I had never used this particular emerging caddis style fly with a trailing schuck and loop wing to help see the fly as darkness approached. We used the tan body version size 16 and used floatant on the loop wing and let the rest of the body and schuck trail below the surface. We stood side by side 10 ft apart casting slightly up stream into the riffle, dead drifting until it swung below us . . .  and let it hang. Over the next 45 min we hooked over 20 fish between us with two or three doubles. Unbelievable frenzy of hooking, losing, landing fish up to 18”.  I got broke off on my last fish and couldn’t see to tie another fly on so I headed for the boat. Use 4x like Tim! He hooked two more by the time I got to the nearby boat. What a night!

Tim said it happens quite often and he was right. We repeated the success the next July. The Iris Caddis should always be in your flybox and plan on fishing during the magic hour in your favorite riffle on the lower Deschutes. I’m looking past Salmonflys to July.

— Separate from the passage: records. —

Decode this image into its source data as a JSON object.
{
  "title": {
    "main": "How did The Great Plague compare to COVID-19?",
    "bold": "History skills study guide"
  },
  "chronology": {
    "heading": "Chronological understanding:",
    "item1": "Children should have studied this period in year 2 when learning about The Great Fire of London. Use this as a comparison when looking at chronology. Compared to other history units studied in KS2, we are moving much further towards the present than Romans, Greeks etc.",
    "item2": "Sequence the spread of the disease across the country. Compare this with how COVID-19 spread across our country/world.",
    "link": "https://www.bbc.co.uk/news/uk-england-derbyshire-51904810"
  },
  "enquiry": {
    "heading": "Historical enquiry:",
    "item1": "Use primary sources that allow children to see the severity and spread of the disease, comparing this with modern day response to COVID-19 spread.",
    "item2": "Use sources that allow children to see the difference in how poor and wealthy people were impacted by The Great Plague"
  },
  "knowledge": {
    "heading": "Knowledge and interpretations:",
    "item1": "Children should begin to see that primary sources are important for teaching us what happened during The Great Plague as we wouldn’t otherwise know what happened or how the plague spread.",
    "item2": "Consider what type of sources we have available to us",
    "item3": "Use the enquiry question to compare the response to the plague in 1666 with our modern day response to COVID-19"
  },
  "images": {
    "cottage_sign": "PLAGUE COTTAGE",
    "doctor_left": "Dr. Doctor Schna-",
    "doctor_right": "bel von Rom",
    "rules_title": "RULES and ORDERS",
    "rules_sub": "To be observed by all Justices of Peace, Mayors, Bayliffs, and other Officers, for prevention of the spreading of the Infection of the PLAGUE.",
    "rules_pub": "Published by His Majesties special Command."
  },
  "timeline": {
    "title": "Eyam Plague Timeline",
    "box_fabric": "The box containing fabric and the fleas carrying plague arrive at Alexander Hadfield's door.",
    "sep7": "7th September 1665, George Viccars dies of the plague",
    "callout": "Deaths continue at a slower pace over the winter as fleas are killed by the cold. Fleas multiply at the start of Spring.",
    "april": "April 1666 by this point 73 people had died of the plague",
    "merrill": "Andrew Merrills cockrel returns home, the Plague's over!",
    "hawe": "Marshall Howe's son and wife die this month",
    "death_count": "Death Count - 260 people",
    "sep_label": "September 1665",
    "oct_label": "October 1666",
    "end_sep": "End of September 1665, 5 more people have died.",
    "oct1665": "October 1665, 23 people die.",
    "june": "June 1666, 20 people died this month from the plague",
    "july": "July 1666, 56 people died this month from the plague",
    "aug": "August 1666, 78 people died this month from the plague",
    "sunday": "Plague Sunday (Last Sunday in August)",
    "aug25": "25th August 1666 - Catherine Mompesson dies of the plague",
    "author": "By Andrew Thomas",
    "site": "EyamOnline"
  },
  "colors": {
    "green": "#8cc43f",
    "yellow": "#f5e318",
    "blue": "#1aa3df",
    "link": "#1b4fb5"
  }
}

Come to find out the Iris Caddis is a Craig Mathew’s fly from Blue Ribbon Flies. Checkout the YouTube video to tie the pattern.

Rich Fitterer

 

The Magic Hour

Evening shadows gather, ready to chase the sun over the ridge. Retreating rays dance on the riffles and make them glow. Light wanes further still as it slowly surrenders to the blanket of night. And just as the final vestiges of day fade, the water comes alive.